« Un poème digne de ce nom fait ce qu’il dit. Il forme l’écart dans son propre ajointement. Dit autrement : il délie le lié que pourtant il propose. Il aménage du discontinu dans sa passion (prosodique et écholalique) de continu. Il laisse jouer le déchaîné dans le fondu rythmique qu’il enchaîne.
La balistique chaloupée de la forme est fonction de cette dialectique du lié et du délié. La spécificité du geste « poétique » réside dans ce jeu entre un effet de continu-enchaîné et un effet de discontinu-déchaîné. D’une part : une articulation de liants formels modulés ; d’autre part : une éclipse des significations réflexes. Ce que « représente » le poème, c’est cela – quel que soit ce qu’il « figure » (des scènes, des affects, des sites, des « sujets »). Soit : le poème représente toujours la source de la poésie en lui. C’est-à-dire la cause qui a fait que, sous la pression du hors-sens, il s’est écrit autrement que ne s’écrivent la prose narrative ou le discours intellectuel.

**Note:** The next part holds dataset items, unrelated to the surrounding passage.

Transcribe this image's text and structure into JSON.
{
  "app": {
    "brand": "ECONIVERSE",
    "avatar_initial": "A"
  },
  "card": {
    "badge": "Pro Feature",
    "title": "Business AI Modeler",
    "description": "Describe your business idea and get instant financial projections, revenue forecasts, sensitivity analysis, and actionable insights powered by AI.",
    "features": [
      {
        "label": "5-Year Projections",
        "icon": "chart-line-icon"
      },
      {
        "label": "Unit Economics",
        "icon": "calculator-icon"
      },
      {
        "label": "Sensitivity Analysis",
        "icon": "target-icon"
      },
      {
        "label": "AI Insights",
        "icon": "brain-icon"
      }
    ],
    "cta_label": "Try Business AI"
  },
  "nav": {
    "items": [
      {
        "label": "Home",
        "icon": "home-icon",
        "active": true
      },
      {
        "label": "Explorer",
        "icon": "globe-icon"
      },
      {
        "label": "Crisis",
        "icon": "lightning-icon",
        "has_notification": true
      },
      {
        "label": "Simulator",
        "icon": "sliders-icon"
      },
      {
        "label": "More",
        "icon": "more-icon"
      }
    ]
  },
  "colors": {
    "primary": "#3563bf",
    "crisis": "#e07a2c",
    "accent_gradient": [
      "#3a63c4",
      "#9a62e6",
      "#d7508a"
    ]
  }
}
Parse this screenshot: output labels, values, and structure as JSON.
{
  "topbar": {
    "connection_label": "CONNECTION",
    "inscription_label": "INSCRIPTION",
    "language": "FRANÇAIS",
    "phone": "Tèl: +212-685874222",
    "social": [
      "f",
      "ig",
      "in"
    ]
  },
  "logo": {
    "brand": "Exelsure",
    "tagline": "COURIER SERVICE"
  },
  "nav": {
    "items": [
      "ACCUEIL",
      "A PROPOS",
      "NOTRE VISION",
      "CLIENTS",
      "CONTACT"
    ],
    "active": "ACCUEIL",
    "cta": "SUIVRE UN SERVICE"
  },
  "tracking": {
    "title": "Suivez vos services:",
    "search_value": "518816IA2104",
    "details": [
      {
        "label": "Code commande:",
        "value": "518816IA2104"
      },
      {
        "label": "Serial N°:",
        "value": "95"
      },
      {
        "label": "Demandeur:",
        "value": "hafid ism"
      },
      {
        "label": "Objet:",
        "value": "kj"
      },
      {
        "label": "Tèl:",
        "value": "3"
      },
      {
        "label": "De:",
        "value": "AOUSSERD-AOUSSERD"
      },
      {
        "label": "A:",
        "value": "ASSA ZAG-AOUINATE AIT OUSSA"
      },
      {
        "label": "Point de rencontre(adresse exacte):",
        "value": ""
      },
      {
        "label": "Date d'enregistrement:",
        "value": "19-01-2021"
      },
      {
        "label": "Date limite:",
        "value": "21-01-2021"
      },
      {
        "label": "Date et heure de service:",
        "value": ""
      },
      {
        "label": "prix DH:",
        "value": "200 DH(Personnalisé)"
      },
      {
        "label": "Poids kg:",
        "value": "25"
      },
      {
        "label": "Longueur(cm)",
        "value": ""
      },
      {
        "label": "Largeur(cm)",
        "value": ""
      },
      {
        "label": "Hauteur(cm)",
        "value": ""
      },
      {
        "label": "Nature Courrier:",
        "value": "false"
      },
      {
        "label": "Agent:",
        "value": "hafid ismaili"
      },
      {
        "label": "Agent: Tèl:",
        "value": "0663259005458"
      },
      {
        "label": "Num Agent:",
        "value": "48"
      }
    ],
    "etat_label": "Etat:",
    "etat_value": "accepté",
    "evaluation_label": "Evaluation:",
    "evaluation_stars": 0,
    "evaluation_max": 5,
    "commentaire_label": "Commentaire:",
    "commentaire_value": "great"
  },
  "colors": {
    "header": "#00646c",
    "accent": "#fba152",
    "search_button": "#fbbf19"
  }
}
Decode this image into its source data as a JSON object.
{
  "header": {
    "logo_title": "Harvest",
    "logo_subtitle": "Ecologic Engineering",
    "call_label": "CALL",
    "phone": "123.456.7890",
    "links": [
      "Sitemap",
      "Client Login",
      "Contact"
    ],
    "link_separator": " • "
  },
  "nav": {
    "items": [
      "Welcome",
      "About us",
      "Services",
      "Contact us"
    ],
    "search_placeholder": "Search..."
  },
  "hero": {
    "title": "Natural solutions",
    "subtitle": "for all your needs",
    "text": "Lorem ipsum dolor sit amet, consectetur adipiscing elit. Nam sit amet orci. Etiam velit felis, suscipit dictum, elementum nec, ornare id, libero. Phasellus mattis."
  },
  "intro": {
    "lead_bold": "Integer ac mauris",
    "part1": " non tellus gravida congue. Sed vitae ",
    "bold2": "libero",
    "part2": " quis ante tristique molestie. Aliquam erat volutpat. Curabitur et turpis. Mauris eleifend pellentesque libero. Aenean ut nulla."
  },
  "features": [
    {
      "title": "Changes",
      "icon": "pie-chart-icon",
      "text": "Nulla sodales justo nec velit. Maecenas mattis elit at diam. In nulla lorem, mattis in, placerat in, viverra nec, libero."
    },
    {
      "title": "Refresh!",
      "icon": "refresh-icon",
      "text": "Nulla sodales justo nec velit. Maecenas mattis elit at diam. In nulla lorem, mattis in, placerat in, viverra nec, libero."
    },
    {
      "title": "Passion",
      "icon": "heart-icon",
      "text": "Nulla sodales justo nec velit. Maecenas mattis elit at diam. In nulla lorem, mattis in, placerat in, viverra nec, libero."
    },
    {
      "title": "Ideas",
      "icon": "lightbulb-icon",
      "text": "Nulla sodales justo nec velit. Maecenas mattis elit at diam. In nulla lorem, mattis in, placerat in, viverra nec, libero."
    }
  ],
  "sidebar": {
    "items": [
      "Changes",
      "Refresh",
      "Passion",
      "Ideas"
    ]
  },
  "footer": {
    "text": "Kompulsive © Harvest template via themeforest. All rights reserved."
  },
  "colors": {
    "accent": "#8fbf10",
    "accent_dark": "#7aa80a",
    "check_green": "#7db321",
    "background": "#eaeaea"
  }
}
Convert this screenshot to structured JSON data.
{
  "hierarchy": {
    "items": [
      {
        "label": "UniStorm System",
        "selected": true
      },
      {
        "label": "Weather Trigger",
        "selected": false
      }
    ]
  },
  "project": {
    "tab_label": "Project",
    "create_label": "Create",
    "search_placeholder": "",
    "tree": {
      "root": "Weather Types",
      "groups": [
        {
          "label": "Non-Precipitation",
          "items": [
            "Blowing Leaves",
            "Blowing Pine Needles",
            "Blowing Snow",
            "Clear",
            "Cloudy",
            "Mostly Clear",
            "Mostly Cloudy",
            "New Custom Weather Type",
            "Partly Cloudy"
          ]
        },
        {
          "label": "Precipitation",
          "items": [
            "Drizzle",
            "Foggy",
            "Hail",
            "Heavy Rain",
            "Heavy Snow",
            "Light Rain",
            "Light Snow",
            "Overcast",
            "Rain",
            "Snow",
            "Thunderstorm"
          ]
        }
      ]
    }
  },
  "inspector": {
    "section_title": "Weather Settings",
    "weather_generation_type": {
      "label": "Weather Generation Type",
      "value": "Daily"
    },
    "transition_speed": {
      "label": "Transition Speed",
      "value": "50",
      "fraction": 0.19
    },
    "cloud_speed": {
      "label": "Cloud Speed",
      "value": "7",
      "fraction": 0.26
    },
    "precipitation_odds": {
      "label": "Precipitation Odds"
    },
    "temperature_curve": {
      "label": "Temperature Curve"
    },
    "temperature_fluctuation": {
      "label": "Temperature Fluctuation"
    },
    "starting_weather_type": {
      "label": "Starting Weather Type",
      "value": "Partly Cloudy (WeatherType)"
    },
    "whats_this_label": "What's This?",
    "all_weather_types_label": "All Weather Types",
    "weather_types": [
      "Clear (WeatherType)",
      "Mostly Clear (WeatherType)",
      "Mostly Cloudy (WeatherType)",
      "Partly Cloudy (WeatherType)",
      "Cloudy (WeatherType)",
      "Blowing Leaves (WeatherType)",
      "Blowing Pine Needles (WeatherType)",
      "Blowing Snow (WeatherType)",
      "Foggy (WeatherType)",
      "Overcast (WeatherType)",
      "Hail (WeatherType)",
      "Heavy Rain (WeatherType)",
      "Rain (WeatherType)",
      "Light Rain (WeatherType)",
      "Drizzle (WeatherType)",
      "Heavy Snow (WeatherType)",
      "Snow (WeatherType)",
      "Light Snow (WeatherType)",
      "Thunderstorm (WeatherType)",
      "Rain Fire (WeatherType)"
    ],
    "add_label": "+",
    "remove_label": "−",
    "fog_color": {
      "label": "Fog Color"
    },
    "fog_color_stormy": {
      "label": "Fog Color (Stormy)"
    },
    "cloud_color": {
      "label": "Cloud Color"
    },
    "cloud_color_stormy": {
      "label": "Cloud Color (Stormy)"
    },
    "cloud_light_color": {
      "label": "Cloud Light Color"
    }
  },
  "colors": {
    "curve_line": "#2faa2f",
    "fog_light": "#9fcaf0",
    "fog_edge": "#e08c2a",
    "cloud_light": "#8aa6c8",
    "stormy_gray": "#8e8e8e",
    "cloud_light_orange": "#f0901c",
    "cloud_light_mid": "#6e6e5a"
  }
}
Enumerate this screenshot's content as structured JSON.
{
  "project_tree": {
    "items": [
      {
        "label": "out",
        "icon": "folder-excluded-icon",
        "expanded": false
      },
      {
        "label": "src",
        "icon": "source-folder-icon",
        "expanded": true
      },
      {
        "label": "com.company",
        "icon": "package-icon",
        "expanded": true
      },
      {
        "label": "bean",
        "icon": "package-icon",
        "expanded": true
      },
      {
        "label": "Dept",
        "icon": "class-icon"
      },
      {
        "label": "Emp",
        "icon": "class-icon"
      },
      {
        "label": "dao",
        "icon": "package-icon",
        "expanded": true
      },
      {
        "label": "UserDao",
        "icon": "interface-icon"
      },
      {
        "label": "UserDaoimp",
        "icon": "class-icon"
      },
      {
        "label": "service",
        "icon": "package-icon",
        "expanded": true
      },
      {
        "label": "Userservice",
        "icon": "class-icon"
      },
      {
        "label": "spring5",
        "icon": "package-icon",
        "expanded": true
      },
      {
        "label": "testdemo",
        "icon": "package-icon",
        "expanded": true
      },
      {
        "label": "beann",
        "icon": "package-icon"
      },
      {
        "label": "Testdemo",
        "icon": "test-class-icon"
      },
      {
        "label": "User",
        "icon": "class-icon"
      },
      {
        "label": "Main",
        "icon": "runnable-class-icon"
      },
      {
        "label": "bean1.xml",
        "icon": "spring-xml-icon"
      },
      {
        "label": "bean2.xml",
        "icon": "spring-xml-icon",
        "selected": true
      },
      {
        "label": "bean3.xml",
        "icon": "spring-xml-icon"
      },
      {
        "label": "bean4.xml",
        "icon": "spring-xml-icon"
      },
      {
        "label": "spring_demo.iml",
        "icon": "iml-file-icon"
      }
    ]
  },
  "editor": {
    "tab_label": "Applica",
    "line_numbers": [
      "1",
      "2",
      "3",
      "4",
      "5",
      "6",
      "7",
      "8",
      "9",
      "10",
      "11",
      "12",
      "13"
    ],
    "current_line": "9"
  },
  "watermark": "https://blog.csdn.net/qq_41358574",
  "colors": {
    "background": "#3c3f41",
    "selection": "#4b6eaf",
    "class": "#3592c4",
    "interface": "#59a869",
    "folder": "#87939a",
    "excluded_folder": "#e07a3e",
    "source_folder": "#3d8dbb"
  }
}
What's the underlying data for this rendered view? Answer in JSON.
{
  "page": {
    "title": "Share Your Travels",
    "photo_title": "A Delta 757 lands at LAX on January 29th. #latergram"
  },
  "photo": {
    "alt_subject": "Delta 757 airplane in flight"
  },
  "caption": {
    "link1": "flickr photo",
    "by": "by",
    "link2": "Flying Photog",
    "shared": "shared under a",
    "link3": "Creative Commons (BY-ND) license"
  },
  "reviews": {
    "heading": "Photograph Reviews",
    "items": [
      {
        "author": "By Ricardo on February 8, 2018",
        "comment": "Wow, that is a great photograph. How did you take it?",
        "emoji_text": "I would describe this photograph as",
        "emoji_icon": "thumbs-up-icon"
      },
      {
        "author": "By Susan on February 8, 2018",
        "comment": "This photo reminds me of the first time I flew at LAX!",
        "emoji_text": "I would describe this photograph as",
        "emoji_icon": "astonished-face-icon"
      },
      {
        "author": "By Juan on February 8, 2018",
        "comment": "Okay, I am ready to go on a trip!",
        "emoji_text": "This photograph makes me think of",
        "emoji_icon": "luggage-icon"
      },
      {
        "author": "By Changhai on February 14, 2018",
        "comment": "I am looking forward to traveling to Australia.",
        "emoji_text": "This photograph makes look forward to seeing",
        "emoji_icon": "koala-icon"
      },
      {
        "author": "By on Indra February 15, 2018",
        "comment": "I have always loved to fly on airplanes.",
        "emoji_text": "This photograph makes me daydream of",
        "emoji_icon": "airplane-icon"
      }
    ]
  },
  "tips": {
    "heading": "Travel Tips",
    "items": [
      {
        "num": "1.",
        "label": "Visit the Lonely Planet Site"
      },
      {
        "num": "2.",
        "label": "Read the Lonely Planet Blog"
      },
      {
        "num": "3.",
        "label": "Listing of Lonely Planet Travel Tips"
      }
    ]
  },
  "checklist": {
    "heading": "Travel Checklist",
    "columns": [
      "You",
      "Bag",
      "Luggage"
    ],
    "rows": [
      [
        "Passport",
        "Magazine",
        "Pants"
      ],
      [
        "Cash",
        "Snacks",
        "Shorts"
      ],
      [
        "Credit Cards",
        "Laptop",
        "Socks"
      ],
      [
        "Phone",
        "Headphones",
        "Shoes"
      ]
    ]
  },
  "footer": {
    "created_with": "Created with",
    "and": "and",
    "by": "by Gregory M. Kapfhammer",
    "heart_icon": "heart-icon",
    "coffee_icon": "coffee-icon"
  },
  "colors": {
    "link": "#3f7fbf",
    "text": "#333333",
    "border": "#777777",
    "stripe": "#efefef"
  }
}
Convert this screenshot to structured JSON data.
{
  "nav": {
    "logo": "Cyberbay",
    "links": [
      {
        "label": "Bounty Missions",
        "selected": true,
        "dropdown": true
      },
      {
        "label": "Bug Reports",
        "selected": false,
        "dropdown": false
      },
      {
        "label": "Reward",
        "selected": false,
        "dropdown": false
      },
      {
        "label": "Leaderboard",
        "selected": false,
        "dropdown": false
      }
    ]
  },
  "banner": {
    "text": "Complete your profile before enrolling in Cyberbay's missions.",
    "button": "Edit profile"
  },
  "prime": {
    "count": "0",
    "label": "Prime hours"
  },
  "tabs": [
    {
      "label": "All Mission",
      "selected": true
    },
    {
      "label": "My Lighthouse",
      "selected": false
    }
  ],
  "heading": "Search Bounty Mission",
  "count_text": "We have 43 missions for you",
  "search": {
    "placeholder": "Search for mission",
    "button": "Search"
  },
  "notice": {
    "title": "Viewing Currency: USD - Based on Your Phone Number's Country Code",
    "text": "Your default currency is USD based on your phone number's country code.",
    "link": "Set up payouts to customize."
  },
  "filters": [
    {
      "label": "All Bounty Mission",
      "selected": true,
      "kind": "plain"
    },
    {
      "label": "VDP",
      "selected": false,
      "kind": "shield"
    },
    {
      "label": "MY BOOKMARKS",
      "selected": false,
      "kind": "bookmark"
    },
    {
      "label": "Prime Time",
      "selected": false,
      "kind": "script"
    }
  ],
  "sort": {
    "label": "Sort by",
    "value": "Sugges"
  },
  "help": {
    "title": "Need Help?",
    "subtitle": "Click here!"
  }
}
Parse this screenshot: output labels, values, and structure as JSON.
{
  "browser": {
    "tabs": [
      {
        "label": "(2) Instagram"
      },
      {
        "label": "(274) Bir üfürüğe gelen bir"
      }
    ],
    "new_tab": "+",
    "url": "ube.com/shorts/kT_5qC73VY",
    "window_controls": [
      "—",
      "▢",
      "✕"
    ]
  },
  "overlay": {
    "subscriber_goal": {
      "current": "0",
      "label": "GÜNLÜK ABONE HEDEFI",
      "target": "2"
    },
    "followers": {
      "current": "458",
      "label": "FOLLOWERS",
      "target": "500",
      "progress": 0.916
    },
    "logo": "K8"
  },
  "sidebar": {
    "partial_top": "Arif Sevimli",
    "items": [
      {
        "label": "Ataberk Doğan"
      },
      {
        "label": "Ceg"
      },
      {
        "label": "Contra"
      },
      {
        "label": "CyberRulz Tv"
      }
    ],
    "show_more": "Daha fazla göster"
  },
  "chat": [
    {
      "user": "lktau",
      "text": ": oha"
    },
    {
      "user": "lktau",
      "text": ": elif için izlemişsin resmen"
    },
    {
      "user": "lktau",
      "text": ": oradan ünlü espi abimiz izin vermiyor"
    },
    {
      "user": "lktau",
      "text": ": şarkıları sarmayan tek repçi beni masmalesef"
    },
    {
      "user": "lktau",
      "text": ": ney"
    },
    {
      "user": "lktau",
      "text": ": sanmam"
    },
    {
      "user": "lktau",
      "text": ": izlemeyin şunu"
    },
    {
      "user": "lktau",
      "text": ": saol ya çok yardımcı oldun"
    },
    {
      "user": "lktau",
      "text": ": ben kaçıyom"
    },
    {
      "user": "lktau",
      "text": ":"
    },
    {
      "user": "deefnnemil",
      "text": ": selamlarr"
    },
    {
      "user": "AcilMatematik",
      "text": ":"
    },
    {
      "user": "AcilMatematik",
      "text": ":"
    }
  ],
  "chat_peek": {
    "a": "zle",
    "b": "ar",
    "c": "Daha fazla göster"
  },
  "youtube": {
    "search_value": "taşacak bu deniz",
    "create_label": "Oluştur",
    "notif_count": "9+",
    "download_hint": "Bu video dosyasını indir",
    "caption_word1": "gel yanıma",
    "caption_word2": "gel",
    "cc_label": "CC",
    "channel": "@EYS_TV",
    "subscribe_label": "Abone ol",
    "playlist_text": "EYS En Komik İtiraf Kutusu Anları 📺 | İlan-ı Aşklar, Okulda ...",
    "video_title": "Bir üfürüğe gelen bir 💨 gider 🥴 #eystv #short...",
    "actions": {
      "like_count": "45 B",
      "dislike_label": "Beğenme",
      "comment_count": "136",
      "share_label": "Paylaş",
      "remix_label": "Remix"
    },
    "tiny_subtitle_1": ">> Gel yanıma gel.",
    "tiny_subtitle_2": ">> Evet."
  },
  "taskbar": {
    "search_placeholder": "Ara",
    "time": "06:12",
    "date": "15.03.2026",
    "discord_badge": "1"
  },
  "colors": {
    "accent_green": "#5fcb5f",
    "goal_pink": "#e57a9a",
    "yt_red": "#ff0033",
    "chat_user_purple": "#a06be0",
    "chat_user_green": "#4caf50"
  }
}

Un poème « sérieux » remonte toujours vers la cause qui fait qu’il y a aussi « de la poésie » – plutôt que seulement l’ensemble des récits et des discours : « retour amont », comme disait René Char […] ».
Christian Prigent, « Hiéroglyphe des différences (explication de texte) », in Jude Stéfan, le festoyant français, actes du colloque de Cerisy (5-12 septembre 2012), textes réunis et présentés par Béatrice Bonhomme et Tristan Hordé, Paris, Honoré Champion, collection Poétiques et esthétiques XXe-XXIe siècles, 2014, p. 129-130.